FAO Regional Office for Europe and Central Asia

Locust control can be made more sustainable, Central Asia’s agriculture ministers say

©FAO/Hashim Azizi

07/06/2024

Budapest/Astana - Locusts and grasshoppers are serious threats to agriculture in Central Asia. Some 25 million ha of cultivated land are threatened by three of these pests – Italian, Moroccan and migratory locusts – with the potential to jeopardize the food security and livelihoods of at least 20 million people, including the most vulnerable rural populations.

Agriculture ministers from the five Central Asian countries came together at a virtual meeting today to discuss and share examples of sustainable locust management. Facilitated by the Food and Agriculture Organization of the United Nations (FAO), the meeting was the eighth annual gathering of the ministers, with Kazakhstan serving as this year’s host.

The goal of the meeting was to strengthen cross-border and long-term regional cooperation and to share experience, knowledge and lessons learned from locust campaigns. The meeting also covered advanced approaches to improving country capacities and supporting a preventive approach for better locust management and the reduction of risks related to locust outbreaks.

Participants included Azat Sultanov, Vice-Minister of Agriculture of Kazakhstan; Samat Nasirdinov, Deputy Minister of Water Management, Agriculture and Processing Industry of Kyrgyzstan; Nigina Anvari, Deputy Minister of Agriculture of Tajikistan; Charyyar Chetiev, Minister of Agriculture of Turkmenistan; and Ibrokhim Ergashev, Director General of the Agency of Plant Quarantine and Protection of Uzbekistan. Also attending were representatives of United Nations agencies, resource partners and international financial institutions, including the Japan International Cooperation Agency and the U.S. Agency for International Development.

“A key question is how to go further and ensure the continuation of regional cooperation as well as sustain early warning and early reaction and use of advanced locust control,” said Viorel Gutu, FAO Assistant Director-General and Regional Representative for Europe and Central Asia.
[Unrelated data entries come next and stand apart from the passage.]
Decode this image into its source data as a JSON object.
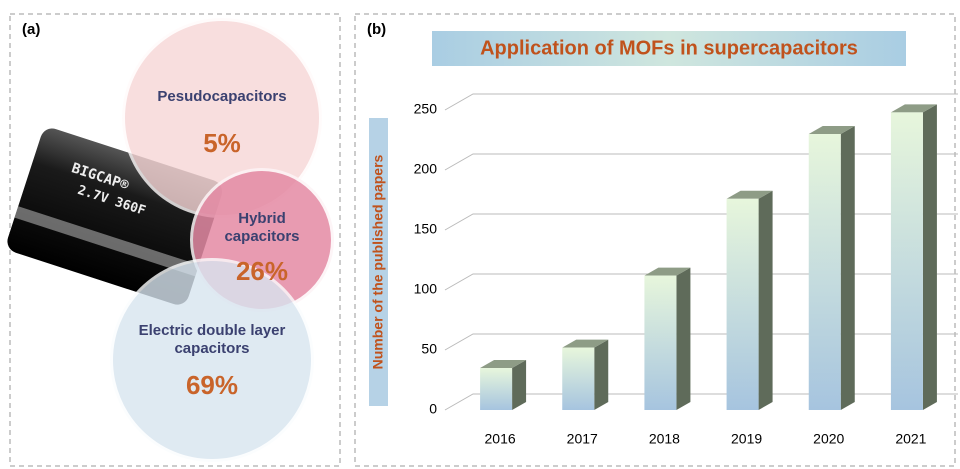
{
  "chart_data": [
    {
      "type": "bubble",
      "panel_label": "(a)",
      "capacitor_text": [
        "BIGCAP®",
        "2.7V 360F"
      ],
      "categories": [
        "Pesudocapacitors",
        "Hybrid capacitors",
        "Electric double layer capacitors"
      ],
      "values": [
        5,
        26,
        69
      ],
      "value_labels": [
        "5%",
        "26%",
        "69%"
      ],
      "colors": [
        "#f7d6d6",
        "#e48aa4",
        "#d8e5f0"
      ]
    },
    {
      "type": "bar",
      "panel_label": "(b)",
      "title": "Application of MOFs in supercapacitors",
      "ylabel": "Number of the published papers",
      "categories": [
        "2016",
        "2017",
        "2018",
        "2019",
        "2020",
        "2021"
      ],
      "values": [
        35,
        52,
        112,
        176,
        230,
        248
      ],
      "ylim": [
        0,
        265
      ],
      "yticks": [
        0,
        50,
        100,
        150,
        200,
        250
      ],
      "grid": true,
      "color": "#a9c4dc"
    }
  ]
}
He added that reducing the impacts of locust control on food security and livelihoods and limiting the risks to human health and the environment are key to ensuring better production and a better environment.
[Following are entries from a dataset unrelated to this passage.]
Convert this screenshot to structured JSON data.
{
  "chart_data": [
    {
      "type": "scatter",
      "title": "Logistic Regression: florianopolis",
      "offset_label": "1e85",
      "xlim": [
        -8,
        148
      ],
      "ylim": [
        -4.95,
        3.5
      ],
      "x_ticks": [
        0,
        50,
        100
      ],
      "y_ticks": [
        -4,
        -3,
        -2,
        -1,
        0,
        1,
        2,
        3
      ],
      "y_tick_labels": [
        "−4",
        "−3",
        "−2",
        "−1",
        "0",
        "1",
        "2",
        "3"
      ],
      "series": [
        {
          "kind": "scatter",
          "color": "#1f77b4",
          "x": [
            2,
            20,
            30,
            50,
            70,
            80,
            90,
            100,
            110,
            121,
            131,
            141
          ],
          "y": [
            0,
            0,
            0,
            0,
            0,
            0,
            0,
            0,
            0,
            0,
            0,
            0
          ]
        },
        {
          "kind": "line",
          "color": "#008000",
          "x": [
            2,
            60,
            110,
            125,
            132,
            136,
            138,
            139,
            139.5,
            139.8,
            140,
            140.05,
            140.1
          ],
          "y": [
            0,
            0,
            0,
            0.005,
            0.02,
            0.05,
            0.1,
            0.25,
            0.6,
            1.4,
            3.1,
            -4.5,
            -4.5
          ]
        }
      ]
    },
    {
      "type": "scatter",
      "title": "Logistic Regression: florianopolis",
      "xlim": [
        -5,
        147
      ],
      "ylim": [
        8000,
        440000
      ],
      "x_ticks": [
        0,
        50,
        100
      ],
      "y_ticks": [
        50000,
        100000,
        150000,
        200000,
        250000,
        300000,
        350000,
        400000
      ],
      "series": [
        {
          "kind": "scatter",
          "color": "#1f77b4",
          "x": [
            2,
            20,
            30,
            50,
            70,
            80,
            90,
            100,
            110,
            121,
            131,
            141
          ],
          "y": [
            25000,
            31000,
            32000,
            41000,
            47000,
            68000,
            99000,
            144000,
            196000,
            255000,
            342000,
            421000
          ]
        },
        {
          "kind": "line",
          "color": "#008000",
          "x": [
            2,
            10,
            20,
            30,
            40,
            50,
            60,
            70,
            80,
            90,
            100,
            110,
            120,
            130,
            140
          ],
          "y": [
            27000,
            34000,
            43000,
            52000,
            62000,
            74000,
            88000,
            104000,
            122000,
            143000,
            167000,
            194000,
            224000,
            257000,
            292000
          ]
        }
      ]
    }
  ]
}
Locust control in Central Asia

Agricultural production systems, which are vital to Central Asian countries, are prone to disturbances from locust outbreaks and other external pressures.

Locusts, plant pests with a high capacity to multiply, can fly up to 100 km per day and settle new areas over a wide range of habitats. They can damage cereal crops, leguminous plants, sunflowers, tobacco, vineyards, vegetables, fruit orchards, cotton, rangelands and other plants common in Central Asian countries.

Due to their adaptability, locusts are becoming increasingly dangerous as the climate changes. For example, locust situations have deteriorated alongside frequent droughts towards the beginning of the twenty-first century, and outbreaks have occurred in several countries since 2006.

Currently, locust control in Central Asia is essentially chemical via the application of broad-spectrum insecticides. Most of those insecticides can have negative effects on human health and non-target organisms. Therefore, a shift to environmentally friendly biopesticides that kill only locusts and present minimum risks to human health and non-target organisms is essential for sustainable locust control in the region.

The ongoing FAO “Programme to improve national and regional locust management in the Caucasus and Central Asia”, which began in October 2011, has the overall objective of reducing the occurrence and intensity of locust outbreaks and minimizing the impacts of chemical control operations on human health and the environment. Within this framework, a project funded by the Japan International Cooperation Agency is being implemented in Afghanistan and the five Central Asian countries, and a second regional project funded by the United States Agency for International Development is being undertaken to benefit the countries of the Caucasus and Central Asia. Recently, building on the progress made in recent years, a side event of the Thirty-fourth Session of the Regional Conference for Europe discussed sustainable locust management in the Caucasus and Central Asia.